La somma di queste e altre cause sta progressivamente conducendo il sistema al collasso, che sarebbe già avvenuto senza il supporto della sanità privata convenzionata con il SSN, la quale, al netto di opinioni circa l’opportunità o meno di convenzionare privati, fornisce prestazioni aggiuntive.

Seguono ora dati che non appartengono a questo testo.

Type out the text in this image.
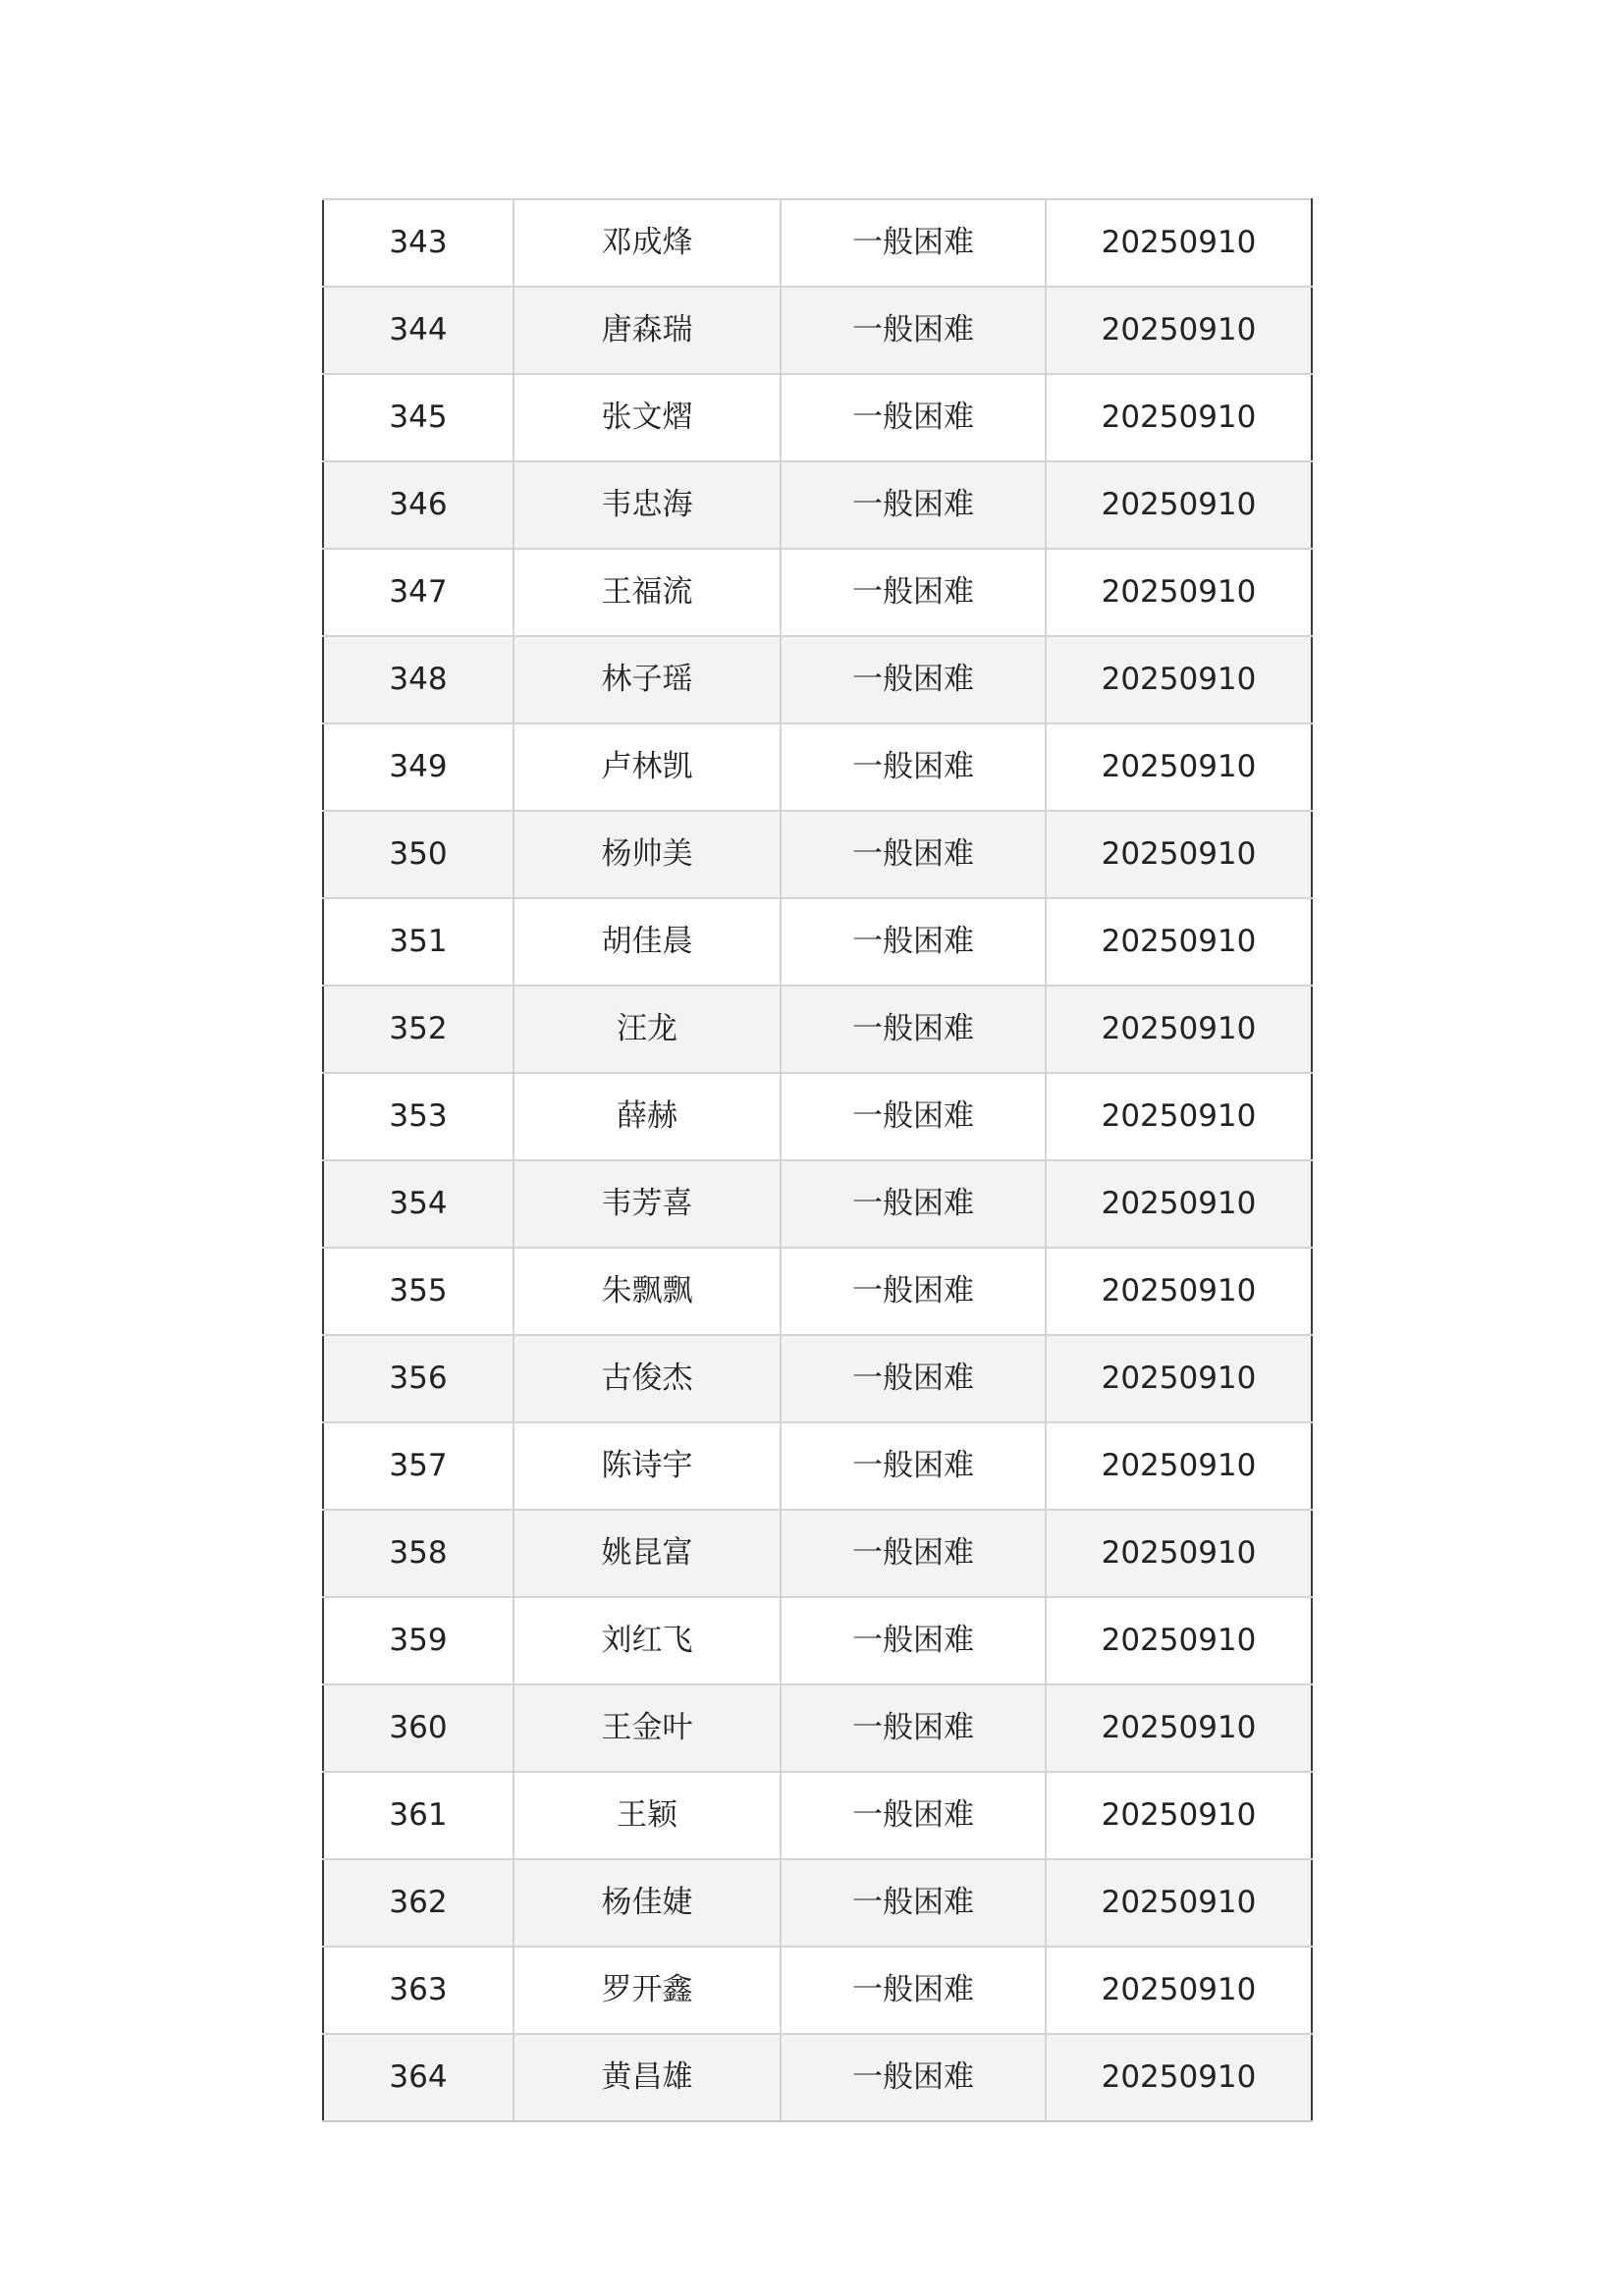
343	邓成烽	一般困难	20250910
344	唐森瑞	一般困难	20250910
345	张文熠	一般困难	20250910
346	韦忠海	一般困难	20250910
347	王福流	一般困难	20250910
348	林子瑶	一般困难	20250910
349	卢林凯	一般困难	20250910
350	杨帅美	一般困难	20250910
351	胡佳晨	一般困难	20250910
352	汪龙	一般困难	20250910
353	薛赫	一般困难	20250910
354	韦芳喜	一般困难	20250910
355	朱飘飘	一般困难	20250910
356	古俊杰	一般困难	20250910
357	陈诗宇	一般困难	20250910
358	姚昆富	一般困难	20250910
359	刘红飞	一般困难	20250910
360	王金叶	一般困难	20250910
361	王颖	一般困难	20250910
362	杨佳婕	一般困难	20250910
363	罗开鑫	一般困难	20250910
364	黄昌雄	一般困难	20250910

Il livello della gravità della situazione lo danno la difficoltà di reperire medici di base, l’allungarsi dei tempi di attesa per visite ed esami – che, in molti casi non si misurano più neppure in mesi, ma in anni – e la saturazione dei Pronto Soccorso. Va detto che anche gli utenti contribuiscono per la loro parte a complicare una situazione già critica; limitandosi alla sola Lombardia, nel 2023 ci sono stati 19 milioni di prestazioni non erogate e perdute per il così detto “no show”, vale a dire per persone che non si sono presentate all’appuntamento prenotato oppure lo hanno disdetto troppo tardi per consentire di utilizzare quella macchina o quello specialista per un altro utente. Poiché le prestazioni erogate in Lombardia sono state circa 147 milioni e i cittadini lombardi sono circa 10 milioni, si possono fare due considerazioni: il SSN lombardo avrebbe potuto quantomeno ridurre le liste di attesa erogando il 13% di prestazioni in più e in media ogni cittadino lombardo ha prenotato due visite o esami senza poi presentarsi. Per i Pronto Soccorso, invece, il problema è opposto, cioè si presentano troppe persone che non dovrebbero; sul territorio nazionale nel 2023 ci sono stati circa 18 milioni di accessi ai PS, dei quali circa 12 milioni erano codici bianchi (nessuna urgenza, il paziente non necessita del Pronto Soccorso e può rivolgersi al proprio medico) o codici verdi (poco critico, assenza di rischi evolutivi, prestazioni differibili). Tra questi 12 milioni di accessi, 4 milioni sono stati quindi considerati “impropri”, cioè pazienti con disturbi generici da sottoporre, eventualmente, al proprio medico di base.

Come si vede, il problema del progressivo decadimento del Servizio Sanitario Nazionale ha molte sfaccettature e richiede quindi interventi e impegno da parte di molti attori diversi, tra i quali anche noi utenti possiamo e dobbiamo fare la nostra parte utilizzandolo correttamente.